Canada's banking regulator said on Tuesday it would introduce new capital rules stricter than those proposed by global regulators.
Canada’s banking regulator said on Tuesday it would introduce new capital rules stricter than those proposed by global regulators to ensure banks can withstand financial shocks. The Office of the Superintendent of Financial Institutions said the changes were designed as an interim step before new global rules are phased in from 2022. The regulator said it would replace the current 50 percent capital output floor used by Canada’s banks with the Basel 2 floor, calibrated at 75 percent. That compares with a floor of 72.5 percent agreed by global regulators in December.
Global regulators agreed in December that banks could use their own models to calculate how much risk is on their books.
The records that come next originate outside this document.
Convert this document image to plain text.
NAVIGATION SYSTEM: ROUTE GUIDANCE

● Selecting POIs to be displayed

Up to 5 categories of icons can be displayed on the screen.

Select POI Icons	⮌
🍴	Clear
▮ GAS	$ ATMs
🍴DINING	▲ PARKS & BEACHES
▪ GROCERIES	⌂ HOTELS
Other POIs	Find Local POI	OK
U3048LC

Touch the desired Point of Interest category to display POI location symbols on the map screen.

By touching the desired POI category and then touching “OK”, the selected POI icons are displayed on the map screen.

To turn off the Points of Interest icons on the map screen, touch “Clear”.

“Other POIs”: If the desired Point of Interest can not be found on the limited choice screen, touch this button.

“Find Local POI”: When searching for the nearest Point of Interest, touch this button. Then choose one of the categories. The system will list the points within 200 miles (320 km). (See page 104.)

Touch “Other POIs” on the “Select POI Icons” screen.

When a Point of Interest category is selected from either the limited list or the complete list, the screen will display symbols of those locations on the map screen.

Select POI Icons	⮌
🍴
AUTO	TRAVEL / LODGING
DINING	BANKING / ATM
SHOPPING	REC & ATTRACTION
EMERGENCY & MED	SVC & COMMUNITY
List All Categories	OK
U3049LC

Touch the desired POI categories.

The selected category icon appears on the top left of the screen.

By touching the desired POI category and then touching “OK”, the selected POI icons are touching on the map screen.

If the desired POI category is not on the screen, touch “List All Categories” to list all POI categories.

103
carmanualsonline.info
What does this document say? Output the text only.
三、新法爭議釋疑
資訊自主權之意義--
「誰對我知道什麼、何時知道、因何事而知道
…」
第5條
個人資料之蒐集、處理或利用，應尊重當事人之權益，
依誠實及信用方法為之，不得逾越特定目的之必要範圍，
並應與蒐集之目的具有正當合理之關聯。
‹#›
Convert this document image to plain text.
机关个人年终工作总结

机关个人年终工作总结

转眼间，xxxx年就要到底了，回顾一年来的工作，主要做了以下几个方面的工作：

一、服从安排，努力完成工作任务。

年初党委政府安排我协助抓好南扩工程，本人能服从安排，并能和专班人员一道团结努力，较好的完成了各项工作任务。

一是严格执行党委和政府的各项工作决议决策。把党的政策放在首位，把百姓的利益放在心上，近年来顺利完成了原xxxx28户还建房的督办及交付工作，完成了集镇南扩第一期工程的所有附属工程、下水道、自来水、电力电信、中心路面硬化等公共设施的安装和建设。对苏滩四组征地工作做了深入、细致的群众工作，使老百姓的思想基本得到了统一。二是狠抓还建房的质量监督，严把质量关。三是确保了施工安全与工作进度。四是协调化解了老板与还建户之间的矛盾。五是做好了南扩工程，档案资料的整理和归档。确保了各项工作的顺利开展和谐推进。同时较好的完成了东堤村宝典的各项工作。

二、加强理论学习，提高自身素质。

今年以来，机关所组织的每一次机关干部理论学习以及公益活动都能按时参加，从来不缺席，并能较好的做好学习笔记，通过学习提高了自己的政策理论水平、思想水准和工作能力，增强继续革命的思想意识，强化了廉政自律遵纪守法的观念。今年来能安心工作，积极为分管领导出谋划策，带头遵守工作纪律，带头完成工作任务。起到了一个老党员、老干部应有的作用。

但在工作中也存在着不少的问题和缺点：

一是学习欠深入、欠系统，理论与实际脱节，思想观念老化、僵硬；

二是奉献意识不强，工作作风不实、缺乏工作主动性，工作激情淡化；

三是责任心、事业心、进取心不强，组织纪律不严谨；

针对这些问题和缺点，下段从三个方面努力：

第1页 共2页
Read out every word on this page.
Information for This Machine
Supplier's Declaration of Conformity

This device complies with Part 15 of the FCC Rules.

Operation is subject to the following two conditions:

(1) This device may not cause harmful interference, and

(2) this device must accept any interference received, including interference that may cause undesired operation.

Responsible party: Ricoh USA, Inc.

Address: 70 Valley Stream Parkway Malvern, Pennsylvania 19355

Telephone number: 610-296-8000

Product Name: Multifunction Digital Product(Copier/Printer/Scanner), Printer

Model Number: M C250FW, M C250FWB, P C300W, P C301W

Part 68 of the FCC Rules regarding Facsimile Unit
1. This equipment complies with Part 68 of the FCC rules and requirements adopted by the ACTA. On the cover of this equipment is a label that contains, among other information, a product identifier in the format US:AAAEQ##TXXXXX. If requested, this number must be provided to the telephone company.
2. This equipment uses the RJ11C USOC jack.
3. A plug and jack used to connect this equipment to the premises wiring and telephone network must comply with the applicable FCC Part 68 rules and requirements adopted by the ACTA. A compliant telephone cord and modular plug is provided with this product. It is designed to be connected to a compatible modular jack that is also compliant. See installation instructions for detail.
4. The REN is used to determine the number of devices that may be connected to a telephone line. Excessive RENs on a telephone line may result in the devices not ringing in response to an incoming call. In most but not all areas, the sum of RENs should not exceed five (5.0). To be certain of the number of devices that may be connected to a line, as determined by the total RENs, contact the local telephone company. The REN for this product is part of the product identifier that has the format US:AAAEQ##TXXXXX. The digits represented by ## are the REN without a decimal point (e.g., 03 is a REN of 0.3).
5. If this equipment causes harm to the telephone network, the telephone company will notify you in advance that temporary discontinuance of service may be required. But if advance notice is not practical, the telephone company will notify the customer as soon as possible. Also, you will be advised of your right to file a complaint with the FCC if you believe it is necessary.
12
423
A 72.5 percent floor means that banks can only vary from a standard model by no more than 27.5 percent. Canada’s regulator is proposing banks can only deviate by 25 percent. The move reflects a view in North America that European banks rely too much on their own internal models to decide how much capital they should hold against their loans. U.S. banks, for example, are more constrained by a leverage ratio, which measures equity capital to total assets.
“We have learned to not hesitate to make adjustments to international standards where we feel they are necessary to meet Canada’s objectives,” OSFI Assistant Superintendent Carolyn Rogers said at the 2018 Canadian Bank CEO conference in Toronto. Canada’s biggest five banks — Royal Bank of Canada, Toronto-Dominion Bank, Bank of Nova Scotia, Bank of Montreal and Canadian Imperial Bank of Commerce — will each be affected by the move. Rogers said a transition to the new rules will begin next quarter and finish in the fourth quarter of 2018.